HadoopVersion PigVersion UserId StartedAt FinishedAt Features
2.6.0-cdh5.5.0 0.12.0-cdh5.5.0 root 2016-09-23 03:08:10 2016-09-23 03:12:23 UNKNOWN

Failed!

Failed Jobs:
JobId Alias Feature Message Outputs
job_local685037827_0002 logs MAP_ONLY Message: Job failed! test_index/logsdtls,

Input(s):
Failed to read data from "file:///home/cloudera/Desktop/Satish/json/second_mapping_data.json"

Output(s):
Failed to produce result in "test_index/logsdtls"

Job DAG:
job_local685037827_0002

2016-09-23 03:12:23,607 [main] INFO org.apache.pig.backend.hadoop.executionengine.mapReduceLayer.MapReduceLauncher - Failed!
grunt> 2016-09-23 03:12:28,648 [communication thread] INFO org.apache.hadoop.mapred.LocalJobRunner - map > map

The same error like before is coming .

I think it is unable to connect my elasticsearch cluster . Is it the fault of the jar or I have to make changes in my code ?
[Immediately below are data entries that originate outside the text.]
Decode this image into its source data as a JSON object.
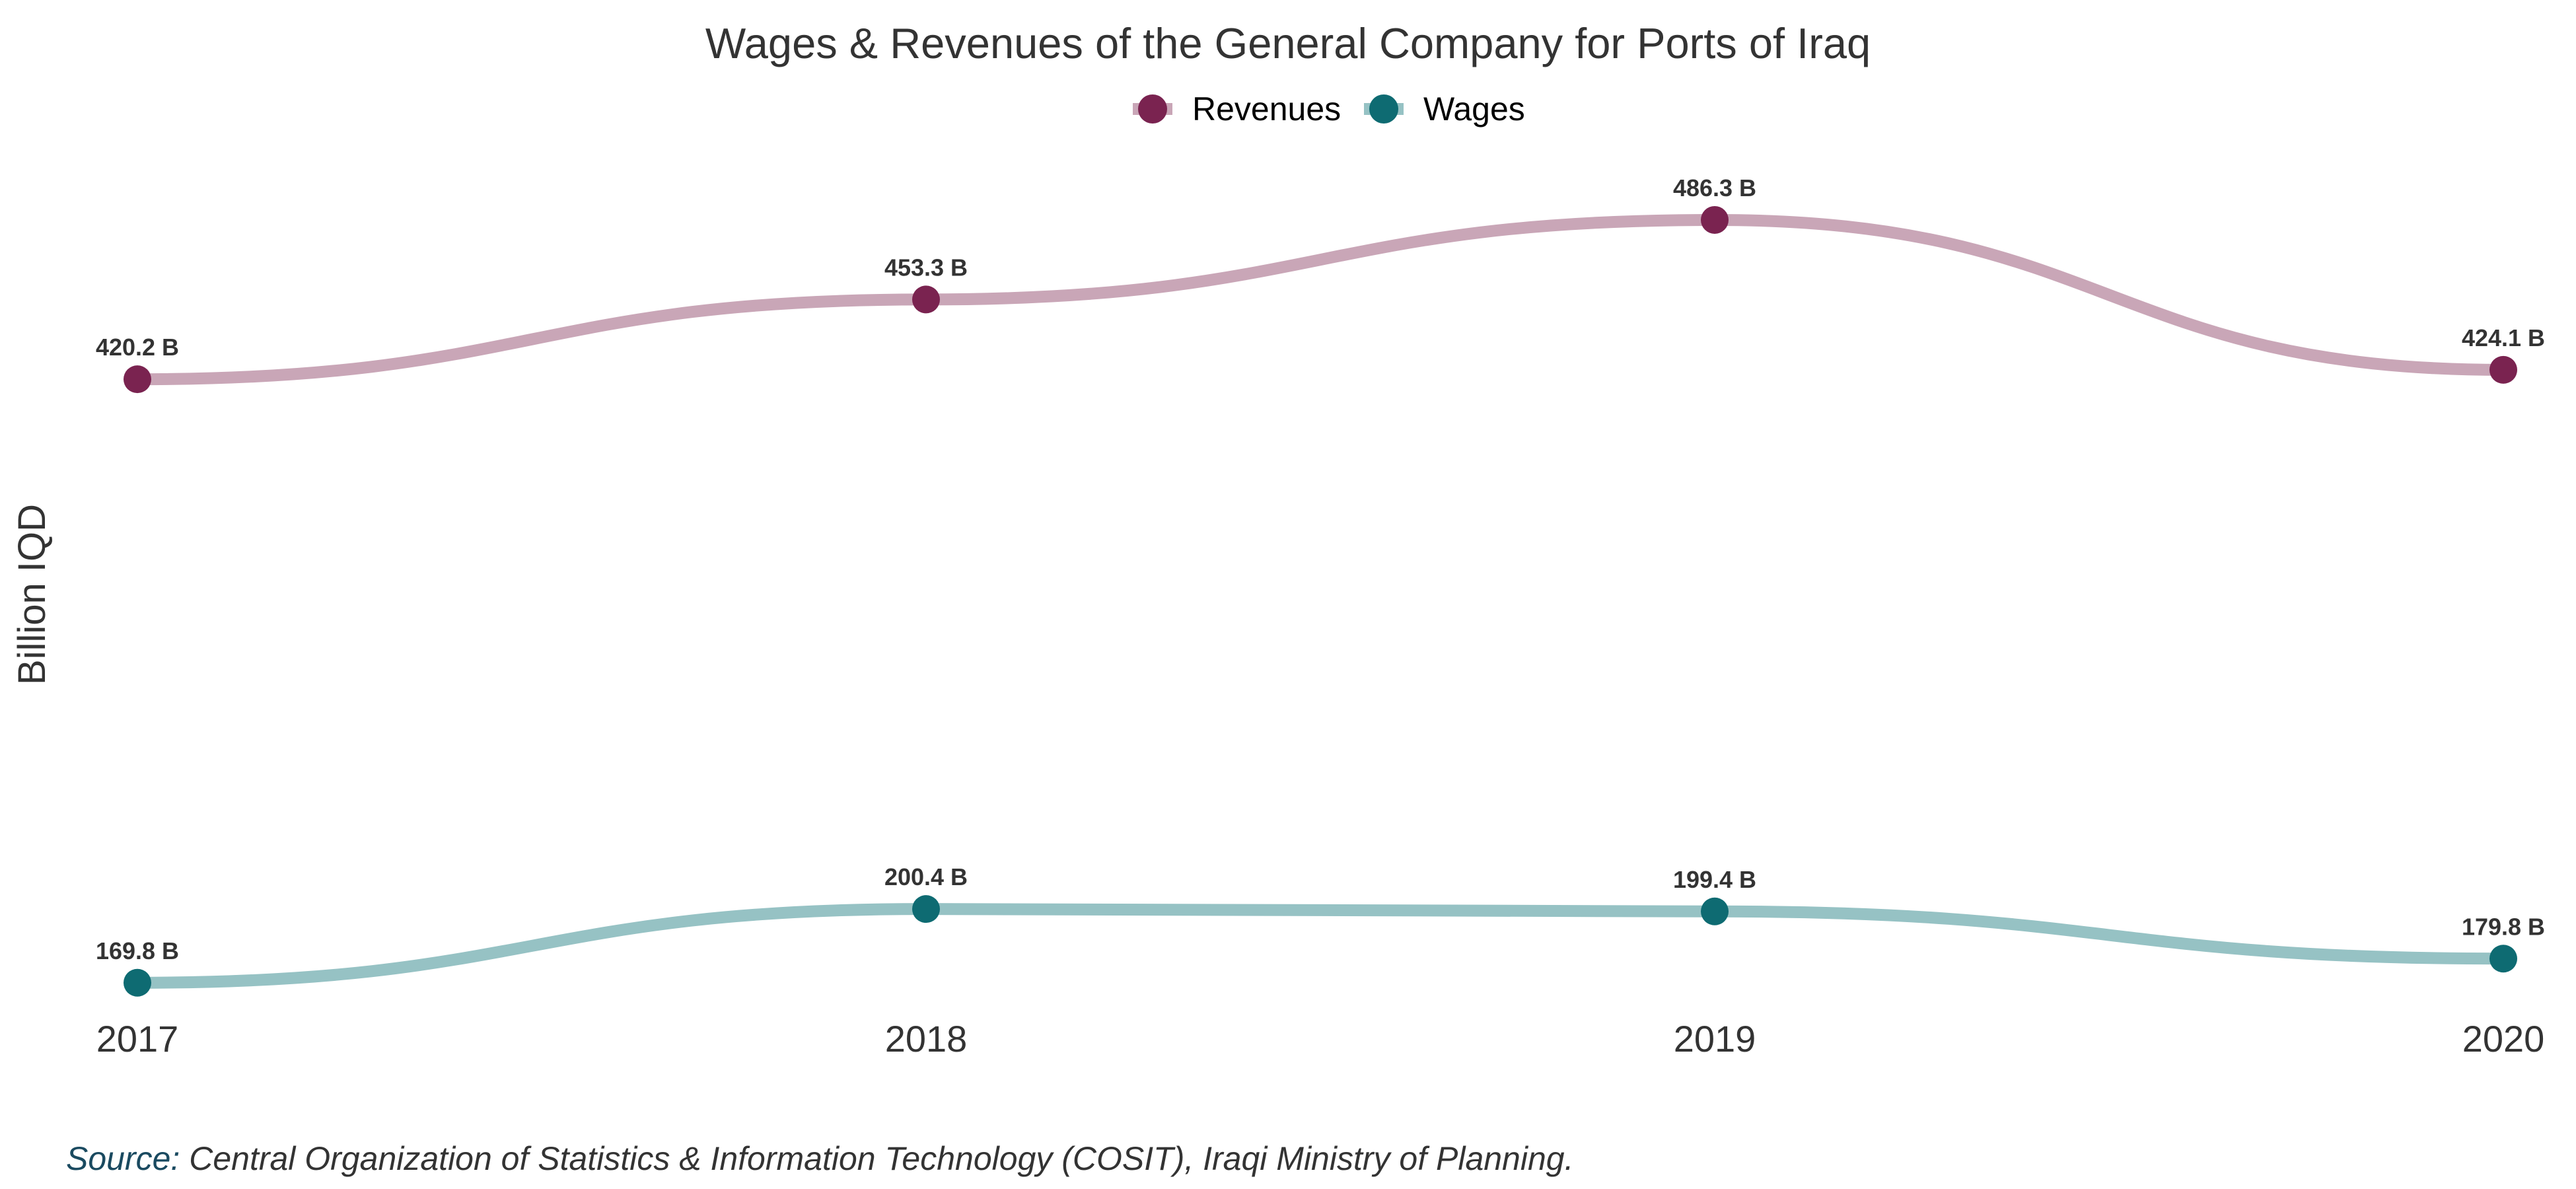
{
  "chart_data": {
    "type": "line",
    "title": "Wages & Revenues of the General Company for Ports of Iraq",
    "ylabel": "Billion IQD",
    "xlabel": "",
    "categories": [
      "2017",
      "2018",
      "2019",
      "2020"
    ],
    "ylim": [
      150,
      520
    ],
    "grid": false,
    "legend_position": "top-center",
    "series": [
      {
        "name": "Revenues",
        "values": [
          420.2,
          453.3,
          486.3,
          424.1
        ],
        "labels": [
          "420.2 B",
          "453.3 B",
          "486.3 B",
          "424.1 B"
        ],
        "line_color": "#c9a6b7",
        "point_color": "#7a2350"
      },
      {
        "name": "Wages",
        "values": [
          169.8,
          200.4,
          199.4,
          179.8
        ],
        "labels": [
          "169.8 B",
          "200.4 B",
          "199.4 B",
          "179.8 B"
        ],
        "line_color": "#96c2c4",
        "point_color": "#0e6b72"
      }
    ]
  },
  "source": {
    "prefix": "Source:",
    "text": " Central Organization of Statistics & Information Technology (COSIT), Iraqi Ministry of Planning."
  }
}
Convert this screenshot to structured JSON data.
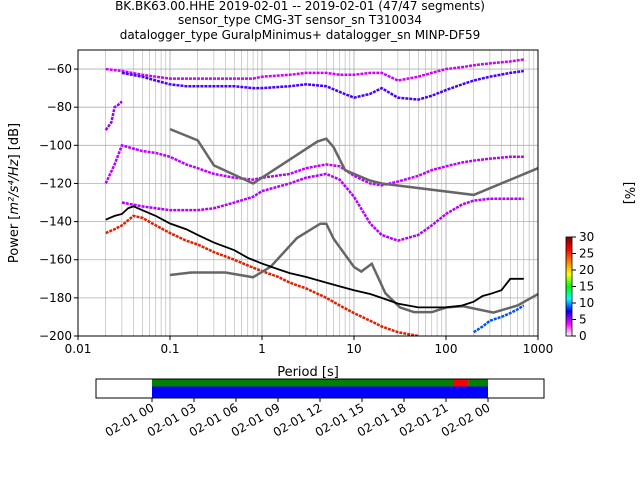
{
  "title": {
    "line1": "BK.BK63.00.HHE   2019-02-01 -- 2019-02-01  (47/47 segments)",
    "line2": "sensor_type CMG-3T sensor_sn T310034",
    "line3": "datalogger_type GuralpMinimus+ datalogger_sn MINP-DF59"
  },
  "chart_data": [
    {
      "type": "heatmap",
      "subtype": "probabilistic power spectral density",
      "xlabel": "Period [s]",
      "ylabel_prefix": "Power [",
      "ylabel_units": "m²/s⁴/Hz",
      "ylabel_suffix": "] [dB]",
      "xscale": "log",
      "xlim": [
        0.01,
        1000
      ],
      "ylim": [
        -200,
        -50
      ],
      "xticks": [
        {
          "value": 0.01,
          "label": "0.01"
        },
        {
          "value": 0.1,
          "label": "0.1"
        },
        {
          "value": 1,
          "label": "1"
        },
        {
          "value": 10,
          "label": "10"
        },
        {
          "value": 100,
          "label": "100"
        },
        {
          "value": 1000,
          "label": "1000"
        }
      ],
      "yticks": [
        {
          "value": -60,
          "label": "−60"
        },
        {
          "value": -80,
          "label": "−80"
        },
        {
          "value": -100,
          "label": "−100"
        },
        {
          "value": -120,
          "label": "−120"
        },
        {
          "value": -140,
          "label": "−140"
        },
        {
          "value": -160,
          "label": "−160"
        },
        {
          "value": -180,
          "label": "−180"
        },
        {
          "value": -200,
          "label": "−200"
        }
      ],
      "grid": true,
      "colors": {
        "noise_model": "#666666",
        "mode": "#000000"
      },
      "noise_models": [
        {
          "x": [
            0.1,
            0.2,
            0.3,
            0.8,
            4,
            5,
            6,
            8,
            15,
            20,
            200,
            1000
          ],
          "y": [
            -91.5,
            -97.4,
            -110.5,
            -120,
            -98,
            -96.5,
            -101,
            -113,
            -118.5,
            -120,
            -126,
            -112
          ]
        },
        {
          "x": [
            0.1,
            0.17,
            0.4,
            0.8,
            1.24,
            2.4,
            4.3,
            5,
            6,
            10,
            12,
            15.6,
            21.9,
            31.6,
            45,
            70,
            101,
            154,
            328,
            600,
            1000
          ],
          "y": [
            -168,
            -166.7,
            -166.7,
            -169.2,
            -163.7,
            -148.6,
            -141.1,
            -141.1,
            -149,
            -163.8,
            -166.2,
            -162.1,
            -177.5,
            -185,
            -187.5,
            -187.5,
            -185,
            -184.4,
            -187.7,
            -184,
            -178
          ]
        }
      ],
      "mode_curve": {
        "x": [
          0.02,
          0.025,
          0.03,
          0.035,
          0.04,
          0.05,
          0.07,
          0.1,
          0.15,
          0.2,
          0.3,
          0.5,
          0.7,
          1,
          1.5,
          2,
          3,
          5,
          7,
          10,
          15,
          20,
          30,
          50,
          70,
          100,
          150,
          200,
          250,
          300,
          400,
          500,
          700
        ],
        "y": [
          -139,
          -137,
          -136,
          -133,
          -132,
          -134,
          -137,
          -141,
          -144,
          -147,
          -151,
          -155,
          -159,
          -162,
          -165,
          -167,
          -169,
          -172,
          -174,
          -176,
          -178,
          -180,
          -183,
          -185,
          -185,
          -185,
          -184,
          -182,
          -179,
          -178,
          -176,
          -170,
          -170
        ]
      },
      "pdf_bands": [
        {
          "x": [
            0.02,
            0.023,
            0.024,
            0.025,
            0.027,
            0.03
          ],
          "y": [
            -92,
            -88,
            -84,
            -80,
            -79,
            -77
          ]
        },
        {
          "x": [
            0.02,
            0.03,
            0.05,
            0.07,
            0.1,
            0.15,
            0.2,
            0.3,
            0.5,
            0.8,
            1,
            2,
            3,
            5,
            7,
            10,
            15,
            20,
            30,
            50,
            70,
            100,
            150,
            200,
            300,
            500,
            700
          ],
          "y": [
            -60,
            -61,
            -63,
            -64,
            -65,
            -65,
            -65,
            -65,
            -65,
            -65,
            -64,
            -63,
            -62,
            -62,
            -63,
            -63,
            -62,
            -62,
            -66,
            -64,
            -62,
            -60,
            -59,
            -58,
            -57,
            -56,
            -55
          ]
        },
        {
          "x": [
            0.03,
            0.05,
            0.07,
            0.1,
            0.15,
            0.2,
            0.3,
            0.5,
            0.8,
            1,
            2,
            3,
            5,
            7,
            10,
            15,
            20,
            30,
            50,
            70,
            100,
            150,
            200,
            300,
            500,
            700
          ],
          "y": [
            -62,
            -64,
            -66,
            -68,
            -69,
            -69,
            -69,
            -69,
            -70,
            -70,
            -69,
            -68,
            -69,
            -72,
            -75,
            -73,
            -70,
            -75,
            -76,
            -74,
            -71,
            -68,
            -66,
            -64,
            -62,
            -61
          ]
        },
        {
          "x": [
            0.02,
            0.025,
            0.03,
            0.05,
            0.07,
            0.1,
            0.15,
            0.2,
            0.3,
            0.5,
            0.8,
            1,
            2,
            3,
            5,
            7,
            10,
            15,
            20,
            30,
            50,
            70,
            100,
            150,
            200,
            300,
            500,
            700
          ],
          "y": [
            -120,
            -110,
            -100,
            -103,
            -104,
            -106,
            -110,
            -112,
            -115,
            -117,
            -118,
            -117,
            -115,
            -112,
            -110,
            -111,
            -116,
            -120,
            -121,
            -119,
            -116,
            -113,
            -111,
            -109,
            -108,
            -107,
            -106,
            -106
          ]
        },
        {
          "x": [
            0.03,
            0.05,
            0.07,
            0.1,
            0.15,
            0.2,
            0.3,
            0.5,
            0.8,
            1,
            2,
            3,
            5,
            7,
            10,
            15,
            20,
            30,
            50,
            70,
            100,
            150,
            200,
            300,
            500,
            700
          ],
          "y": [
            -130,
            -132,
            -133,
            -134,
            -134,
            -134,
            -133,
            -130,
            -127,
            -124,
            -120,
            -117,
            -115,
            -118,
            -127,
            -141,
            -147,
            -150,
            -147,
            -142,
            -136,
            -131,
            -129,
            -128,
            -128,
            -128
          ]
        },
        {
          "x": [
            0.02,
            0.025,
            0.03,
            0.04,
            0.05,
            0.07,
            0.1,
            0.15,
            0.2,
            0.3,
            0.5,
            0.7,
            1,
            1.5,
            2,
            3,
            5,
            7,
            10,
            15,
            20,
            30,
            50
          ],
          "y": [
            -146,
            -144,
            -142,
            -137,
            -138,
            -142,
            -146,
            -150,
            -152,
            -156,
            -160,
            -163,
            -166,
            -169,
            -172,
            -175,
            -180,
            -184,
            -188,
            -192,
            -195,
            -198,
            -200
          ]
        },
        {
          "x": [
            200,
            250,
            300,
            400,
            500,
            600,
            700
          ],
          "y": [
            -198,
            -195,
            -192,
            -190,
            -188,
            -186,
            -184
          ]
        }
      ],
      "colorbar": {
        "label": "[%]",
        "range": [
          0,
          30
        ],
        "ticks": [
          {
            "value": 0,
            "label": "0"
          },
          {
            "value": 5,
            "label": "5"
          },
          {
            "value": 10,
            "label": "10"
          },
          {
            "value": 15,
            "label": "15"
          },
          {
            "value": 20,
            "label": "20"
          },
          {
            "value": 25,
            "label": "25"
          },
          {
            "value": 30,
            "label": "30"
          }
        ],
        "colors": [
          "#ffffff",
          "#ff00ff",
          "#0000ff",
          "#00ffff",
          "#00ff00",
          "#ffff00",
          "#ff8000",
          "#ff0000",
          "#800000"
        ]
      }
    },
    {
      "type": "timeline",
      "xlim_hours": [
        -4,
        28
      ],
      "ticks": [
        {
          "hour": 0,
          "label": "02-01 00"
        },
        {
          "hour": 3,
          "label": "02-01 03"
        },
        {
          "hour": 6,
          "label": "02-01 06"
        },
        {
          "hour": 9,
          "label": "02-01 09"
        },
        {
          "hour": 12,
          "label": "02-01 12"
        },
        {
          "hour": 15,
          "label": "02-01 15"
        },
        {
          "hour": 18,
          "label": "02-01 18"
        },
        {
          "hour": 21,
          "label": "02-01 21"
        },
        {
          "hour": 24,
          "label": "02-02 00"
        }
      ],
      "rows": [
        {
          "color": "#008000",
          "segments": [
            [
              0,
              21.5
            ],
            [
              22.6,
              24
            ]
          ]
        },
        {
          "color": "#ff0000",
          "segments": [
            [
              21.5,
              22.6
            ]
          ]
        },
        {
          "color": "#0000ff",
          "segments": [
            [
              0,
              24
            ]
          ]
        }
      ]
    }
  ]
}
Normally this occurs when the URL provided is not a valid URL to be used from outside AWS. Generally, if you can query the URL using curl locally, it should work correctly with ES-Hadoop if you're running hadoop/pig locally. If the URL does not return, then you will need to provide some other form of connecting to the remote service. This is usually different for every cloud provider.

I tried making index from local machine using curl command and it worked .

I'm sorry, but I'm afraid I don't have an answer for the library not connecting in this instance. As I said before, different cloud providers have different ways of interacting with Elasticsearch, and everyone's networking situation is diverse. I must also disclose that Elastic does not support the AWS Elasticsearch Service. My last bit of advice would be to increase the logging levels to TRACE and check the output for network related exceptions that may be getting swallowed and logged. Hopefully this will shed some light on the connectivity problems.

Data is going to elasticsearch service from cloudera just have to mention the es.port=80 . :slight_smile: .